One report, published this month in the United Kingdom trade publication Tech Monitor, claims 5 million bot-collected authentic digital IDs are for sale on the dark web right now.
The second comes from the World Economic Forum, an international industry-government think tank that spends no small amount of time considering the promise and challenge posed by technology.
This piece runs under the title “Why we need to regulate digital identity in the metaverse.”
It is a disappointing beginning to a disappointing article because it begs the question: Who needs to hear that message? Libertarians, contrarians and anarchists will disagree, but most everyone else who knows what is at stake also knows an effective vault system of some sort is needed now.
Certainly, few who even skimmed the Tech Monitor story would disagree.
According to reporting by the publication, bot markets exist to sell digital identities that include face and fingerprint biometrics. Indian citizens make up the biggest population, apparently. There are 600,000 Indian IDs just waiting for a new home.
Other nations being victimized more than others are the United States, France, Brazil, Italy and Spain. The research reportedly looked at what are considered the top three bot markets in the world: the Russian and Genesis markets and 2Easy.
The figures are from marketing research compiled by NordVPN, which has a dog in this fight, of course. Its executives want everyone huddled on a virtual private network. And there is at least one basic mistake in the Tech Monitor. (There are not 719 nations on Earth.)
But there can be no doubt that some insane number of stolen IDs from around the world is for sale and that that number is growing.
So, what does the forum say needs to be done? One of the virtues of the World Economic Forum is that problem-solvers can rub elbows without having to necessarily look at a situation from a particular national viewpoint.
And ideas can be washed through all the conversations, through the staff, academics and scientists and out to the world in reports. Most of those reports stand up well because of all the relatively non-political, non-aligned conversations that start so many balls rolling.
That is not this report, and it shows how far the world is from more-effective protection.
The authors say the metaverse will require unique solutions to identity fraud if its proponents want to see it become the next internet (for whatever that is worth). In fact, they are so focused on the need to manage, police and protect the metaverse for the metaverse’s sake that they miss the most fundamental concern about the metaverse.
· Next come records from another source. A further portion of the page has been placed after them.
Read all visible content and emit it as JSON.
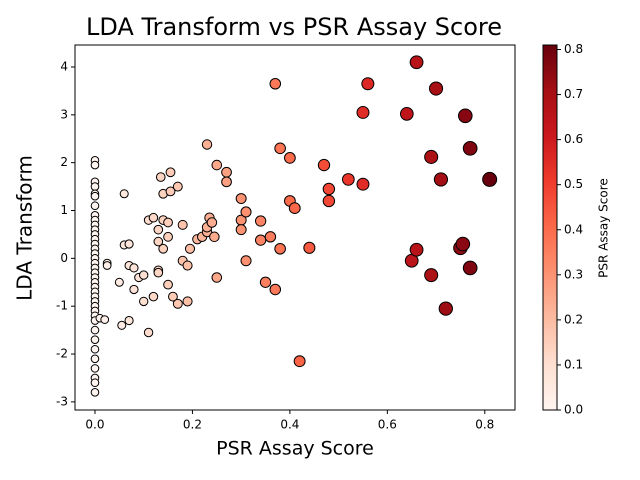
{
  "chart_data": {
    "type": "scatter",
    "title": "LDA Transform vs PSR Assay Score",
    "x_label": "PSR Assay Score",
    "y_label": "LDA Transform",
    "x": [
      0,
      0,
      0,
      0,
      0,
      0,
      0,
      0,
      0,
      0,
      0,
      0,
      0,
      0,
      0,
      0,
      0,
      0,
      0,
      0,
      0,
      0,
      0,
      0,
      0,
      0,
      0,
      0,
      0,
      0,
      0,
      0,
      0,
      0,
      0,
      0,
      0,
      0,
      0.01,
      0.02,
      0.025,
      0.025,
      0.05,
      0.055,
      0.06,
      0.06,
      0.07,
      0.07,
      0.07,
      0.08,
      0.08,
      0.09,
      0.1,
      0.1,
      0.11,
      0.11,
      0.12,
      0.12,
      0.13,
      0.13,
      0.13,
      0.13,
      0.135,
      0.14,
      0.14,
      0.14,
      0.15,
      0.15,
      0.15,
      0.155,
      0.155,
      0.16,
      0.17,
      0.17,
      0.18,
      0.18,
      0.19,
      0.19,
      0.195,
      0.21,
      0.22,
      0.23,
      0.23,
      0.23,
      0.235,
      0.24,
      0.245,
      0.25,
      0.25,
      0.27,
      0.27,
      0.3,
      0.3,
      0.3,
      0.31,
      0.31,
      0.34,
      0.34,
      0.35,
      0.36,
      0.37,
      0.37,
      0.38,
      0.38,
      0.4,
      0.4,
      0.41,
      0.42,
      0.44,
      0.47,
      0.48,
      0.48,
      0.52,
      0.55,
      0.55,
      0.56,
      0.64,
      0.65,
      0.66,
      0.66,
      0.69,
      0.69,
      0.7,
      0.71,
      0.72,
      0.75,
      0.755,
      0.76,
      0.77,
      0.77,
      0.81
    ],
    "y": [
      2.05,
      1.95,
      1.6,
      1.5,
      1.35,
      1.3,
      1.1,
      0.9,
      0.8,
      0.7,
      0.6,
      0.5,
      0.4,
      0.3,
      0.2,
      0.1,
      0.0,
      -0.1,
      -0.2,
      -0.3,
      -0.4,
      -0.5,
      -0.6,
      -0.7,
      -0.8,
      -0.9,
      -1.0,
      -1.1,
      -1.2,
      -1.3,
      -1.5,
      -1.7,
      -1.9,
      -2.1,
      -2.3,
      -2.5,
      -2.6,
      -2.8,
      -1.25,
      -1.28,
      -0.1,
      -0.15,
      -0.5,
      -1.4,
      0.28,
      1.35,
      -1.3,
      0.3,
      -0.15,
      -0.2,
      -0.65,
      -0.4,
      -0.35,
      -0.9,
      -1.55,
      0.8,
      0.85,
      -0.8,
      0.6,
      0.35,
      -0.25,
      -0.3,
      1.7,
      0.8,
      1.35,
      0.2,
      0.45,
      0.75,
      -0.55,
      1.8,
      1.4,
      -0.8,
      1.5,
      -0.95,
      0.7,
      -0.05,
      -0.9,
      -0.15,
      0.2,
      0.4,
      0.45,
      2.38,
      0.55,
      0.65,
      0.85,
      0.75,
      0.45,
      1.95,
      -0.4,
      1.8,
      1.6,
      1.25,
      0.8,
      0.6,
      0.97,
      -0.05,
      0.78,
      0.38,
      -0.5,
      0.45,
      3.65,
      -0.65,
      2.3,
      0.2,
      2.1,
      1.2,
      1.05,
      -2.15,
      0.22,
      1.95,
      1.45,
      1.2,
      1.65,
      3.05,
      1.55,
      3.65,
      3.02,
      -0.05,
      4.1,
      0.18,
      2.12,
      -0.35,
      3.55,
      1.65,
      -1.05,
      0.22,
      0.3,
      2.98,
      2.3,
      -0.2,
      1.65
    ],
    "xlim": [
      -0.041,
      0.862
    ],
    "ylim": [
      -3.17,
      4.46
    ],
    "xticks": [
      {
        "value": 0,
        "label": "0.0"
      },
      0.2,
      0.4,
      0.6,
      0.8
    ],
    "yticks": [
      -3,
      -2,
      -1,
      0,
      1,
      2,
      3,
      4
    ],
    "colorscale": [
      "#fff5f0",
      "#fee0d2",
      "#fcbba1",
      "#fc9272",
      "#fb6a4a",
      "#ef3b2c",
      "#cb181d",
      "#a50f15",
      "#67000d"
    ],
    "edge_color": "#000000",
    "colorbar": {
      "label": "PSR Assay Score",
      "lim": [
        0,
        0.81
      ],
      "ticks": [
        {
          "value": 0,
          "label": "0.0"
        },
        0.1,
        0.2,
        0.3,
        0.4,
        0.5,
        0.6,
        0.7,
        0.8
      ]
    }
  }
}
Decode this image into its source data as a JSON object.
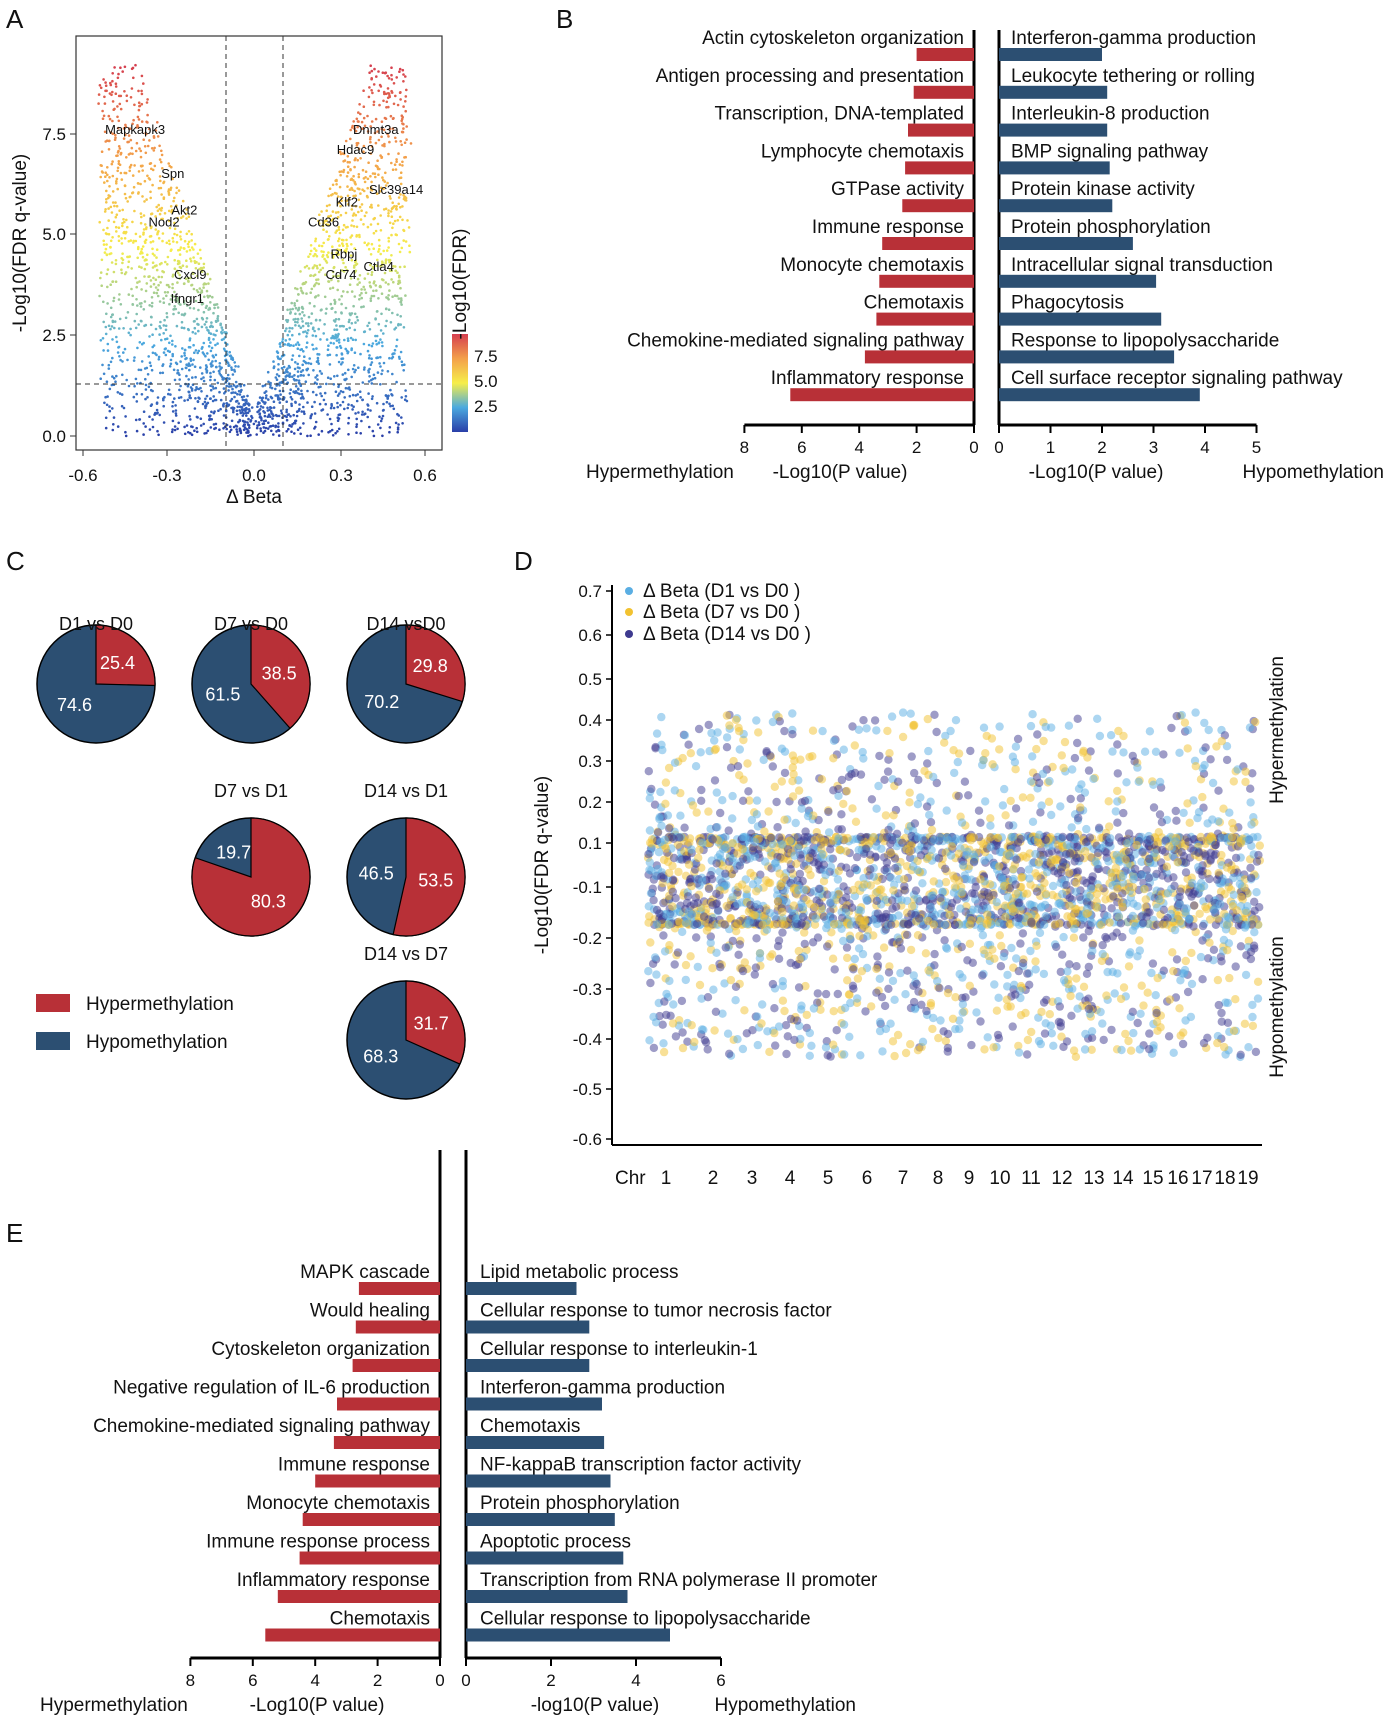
{
  "panels": {
    "a": "A",
    "b": "B",
    "c": "C",
    "d": "D",
    "e": "E"
  },
  "colors": {
    "hyper": "#b83037",
    "hypo": "#2c4f72",
    "d1": "#5aaee3",
    "d7": "#f2c230",
    "d14": "#3e3a8f"
  },
  "chart_data": [
    {
      "id": "A",
      "type": "scatter",
      "xlabel": "Δ Beta",
      "ylabel": "-Log10(FDR q-value)",
      "xlim": [
        -0.65,
        0.65
      ],
      "ylim": [
        -0.3,
        9.8
      ],
      "xticks": [
        "-0.6",
        "-0.3",
        "0.0",
        "0.3",
        "0.6"
      ],
      "yticks": [
        "0.0",
        "2.5",
        "5.0",
        "7.5"
      ],
      "threshold_lines": {
        "x": [
          -0.1,
          0.1
        ],
        "y": 1.3
      },
      "colorbar": {
        "label": "-Log10(FDR)",
        "ticks": [
          "2.5",
          "5.0",
          "7.5"
        ]
      },
      "genes": [
        {
          "name": "Mapkapk3",
          "x": -0.41,
          "y": 7.5
        },
        {
          "name": "Spn",
          "x": -0.28,
          "y": 6.4
        },
        {
          "name": "Akt2",
          "x": -0.24,
          "y": 5.5
        },
        {
          "name": "Nod2",
          "x": -0.31,
          "y": 5.2
        },
        {
          "name": "Cxcl9",
          "x": -0.22,
          "y": 3.9
        },
        {
          "name": "Ifngr1",
          "x": -0.23,
          "y": 3.3
        },
        {
          "name": "Dnmt3a",
          "x": 0.42,
          "y": 7.5
        },
        {
          "name": "Hdac9",
          "x": 0.35,
          "y": 7.0
        },
        {
          "name": "Slc39a14",
          "x": 0.49,
          "y": 6.0
        },
        {
          "name": "Klf2",
          "x": 0.32,
          "y": 5.7
        },
        {
          "name": "Cd36",
          "x": 0.24,
          "y": 5.2
        },
        {
          "name": "Rbpj",
          "x": 0.31,
          "y": 4.4
        },
        {
          "name": "Ctla4",
          "x": 0.43,
          "y": 4.1
        },
        {
          "name": "Cd74",
          "x": 0.3,
          "y": 3.9
        }
      ]
    },
    {
      "id": "B",
      "type": "bar",
      "left": {
        "side_label": "Hypermethylation",
        "xlabel": "-Log10(P value)",
        "xticks": [
          "8",
          "6",
          "4",
          "2",
          "0"
        ],
        "xlim": [
          0,
          8
        ],
        "categories": [
          "Actin cytoskeleton organization",
          "Antigen processing and presentation",
          "Transcription, DNA-templated",
          "Lymphocyte chemotaxis",
          "GTPase activity",
          "Immune response",
          "Monocyte chemotaxis",
          "Chemotaxis",
          "Chemokine-mediated signaling pathway",
          "Inflammatory response"
        ],
        "values": [
          2.0,
          2.1,
          2.3,
          2.4,
          2.5,
          3.2,
          3.3,
          3.4,
          3.8,
          6.4
        ]
      },
      "right": {
        "side_label": "Hypomethylation",
        "xlabel": "-Log10(P value)",
        "xticks": [
          "0",
          "1",
          "2",
          "3",
          "4",
          "5"
        ],
        "xlim": [
          0,
          5
        ],
        "categories": [
          "Interferon-gamma production",
          "Leukocyte tethering or rolling",
          "Interleukin-8 production",
          "BMP signaling pathway",
          "Protein kinase activity",
          "Protein phosphorylation",
          "Intracellular signal transduction",
          "Phagocytosis",
          "Response to lipopolysaccharide",
          "Cell surface receptor signaling pathway"
        ],
        "values": [
          2.0,
          2.1,
          2.1,
          2.15,
          2.2,
          2.6,
          3.05,
          3.15,
          3.4,
          3.9
        ]
      }
    },
    {
      "id": "C",
      "type": "pie",
      "legend": [
        "Hypermethylation",
        "Hypomethylation"
      ],
      "pies": [
        {
          "title": "D1 vs D0",
          "hyper": 25.4,
          "hypo": 74.6
        },
        {
          "title": "D7 vs D0",
          "hyper": 38.5,
          "hypo": 61.5
        },
        {
          "title": "D14 vsD0",
          "hyper": 29.8,
          "hypo": 70.2
        },
        {
          "title": "D7 vs D1",
          "hyper": 80.3,
          "hypo": 19.7
        },
        {
          "title": "D14 vs D1",
          "hyper": 53.5,
          "hypo": 46.5
        },
        {
          "title": "D14 vs D7",
          "hyper": 31.7,
          "hypo": 68.3
        }
      ],
      "labels": {
        "p0": {
          "hyper": "25.4",
          "hypo": "74.6"
        },
        "p1": {
          "hyper": "38.5",
          "hypo": "61.5"
        },
        "p2": {
          "hyper": "29.8",
          "hypo": "70.2"
        },
        "p3": {
          "hyper": "80.3",
          "hypo": "19.7"
        },
        "p4": {
          "hyper": "53.5",
          "hypo": "46.5"
        },
        "p5": {
          "hyper": "31.7",
          "hypo": "68.3"
        }
      }
    },
    {
      "id": "D",
      "type": "scatter",
      "ylabel": "-Log10(FDR q-value)",
      "yticks": [
        "0.7",
        "0.6",
        "0.5",
        "0.4",
        "0.3",
        "0.2",
        "0.1",
        "-0.1",
        "-0.2",
        "-0.3",
        "-0.4",
        "-0.5",
        "-0.6"
      ],
      "xlabel": "Chr",
      "chromosomes": [
        "1",
        "2",
        "3",
        "4",
        "5",
        "6",
        "7",
        "8",
        "9",
        "10",
        "11",
        "12",
        "13",
        "14",
        "15",
        "16",
        "17",
        "18",
        "19"
      ],
      "series": [
        {
          "name": "Δ Beta (D1 vs D0 )"
        },
        {
          "name": "Δ Beta (D7 vs D0 )"
        },
        {
          "name": "Δ Beta (D14 vs D0 )"
        }
      ],
      "region_labels": {
        "upper": "Hypermethylation",
        "lower": "Hypomethylation"
      }
    },
    {
      "id": "E",
      "type": "bar",
      "left": {
        "side_label": "Hypermethylation",
        "xlabel": "-Log10(P value)",
        "xticks": [
          "8",
          "6",
          "4",
          "2",
          "0"
        ],
        "xlim": [
          0,
          8
        ],
        "categories": [
          "MAPK cascade",
          "Would healing",
          "Cytoskeleton organization",
          "Negative regulation of IL-6 production",
          "Chemokine-mediated signaling pathway",
          "Immune response",
          "Monocyte chemotaxis",
          "Immune response process",
          "Inflammatory response",
          "Chemotaxis"
        ],
        "values": [
          2.6,
          2.7,
          2.8,
          3.3,
          3.4,
          4.0,
          4.4,
          4.5,
          5.2,
          5.6
        ]
      },
      "right": {
        "side_label": "Hypomethylation",
        "xlabel": "-log10(P value)",
        "xticks": [
          "0",
          "2",
          "4",
          "6"
        ],
        "xlim": [
          0,
          6
        ],
        "categories": [
          "Lipid metabolic process",
          "Cellular response to tumor necrosis factor",
          "Cellular response to interleukin-1",
          "Interferon-gamma production",
          "Chemotaxis",
          "NF-kappaB transcription factor activity",
          "Protein phosphorylation",
          "Apoptotic process",
          "Transcription from RNA polymerase II promoter",
          "Cellular response to lipopolysaccharide"
        ],
        "values": [
          2.6,
          2.9,
          2.9,
          3.2,
          3.25,
          3.4,
          3.5,
          3.7,
          3.8,
          4.8
        ]
      }
    }
  ]
}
Whatever someone feels about the prospect of a metaverse, it cannot be argued that the world does not need another insecurity vector in the form of another chaotic notional world.
Security gaps in a metaverse will only fill more bot markets, this time probably overstuffed with irreplaceable biometric identifiers.
Anyone in 2022 trying to convince that digital identity has to be regulated in the metaverse – or any ‘verse – does not recognize the scale of the fraud threat that the world already faces.